Tears stung her eyes, mixing with the rain. “Don’t,” she whispered. “Don’t make it harder than it already is. You’re engaged, Rohan. You’ve built a life. She loves you.” He closed his eyes, rain dripping from his lashes. “I know. And maybe I should choose what’s steady, what’s safe. But when I’m with her, I feel calm. When I’m with you—” He stopped, looking at her with desperation. “When I’m with you, I feel alive. And I don’t know which one I can live without.”
Her heart surged with every word, but she forced herself to breathe, to think beyond the storm of the moment. “You can’t build a life on borrowed time,” she said softly. “I learned that the hard way. Leaving you all those years ago…I thought I was choosing freedom, but I was just running from the truth. Now you’re the one standing at that crossroad. Don’t run, Rohan. Choose.”
The rain poured harder, the sea rising against the parapet, waves crashing like a warning. He reached for her hand, and when his fingers touched hers it was everything she had wanted for ten years. She let herself feel it—the warmth, the familiarity, the rush of recognition—but she also knew it could not last. With a trembling smile she pulled her hand back. “Some things come too late,” she whispered. His face crumpled, but she held his gaze, steady, refusing to let the storm decide for them. “I will always love you. But this isn’t our story anymore. It’s a chapter we’ll carry, not one we can finish.”
For a long moment he said nothing, only staring at her as if memorizing her face, as if carving it into memory where no tide could wash it away. Finally he nodded, slowly, painfully. “Goodbye, Aditi.” She smiled through tears. “Goodbye, Rohan.”

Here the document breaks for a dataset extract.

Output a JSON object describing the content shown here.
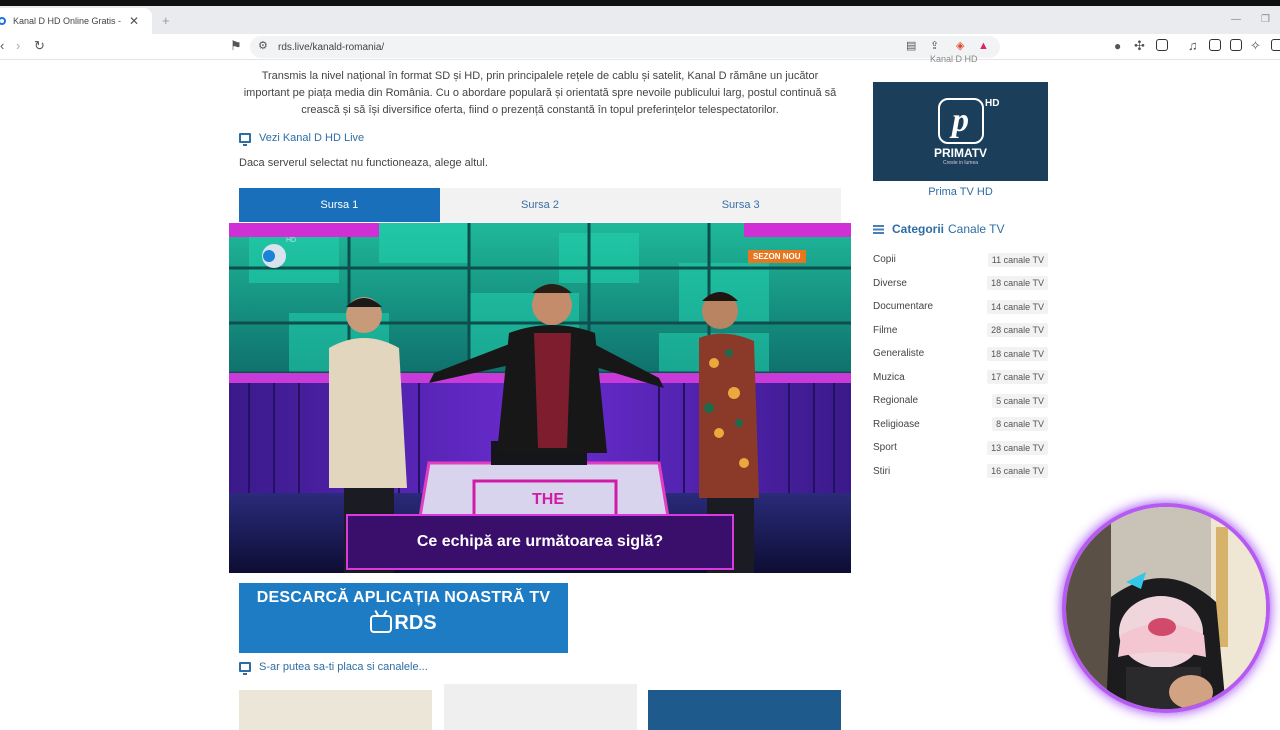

She turned then, walking away, the rain blurring her vision, her footsteps merging with the rhythm of the sea. She did not look back, though every cell in her body wanted to. At the station she boarded the train, the wet wind rushing in through open doors, carrying with it the smell of the city she loved and hated in equal measure.
As the train pulled out, she watched Marine Drive recede, the streetlights shimmering like raindrops strung across the dark. She pressed her forehead against the window, whispering to herself, “Once upon a time, and always.”
The rain answered, steady, eternal, carrying her goodbye into the restless sea.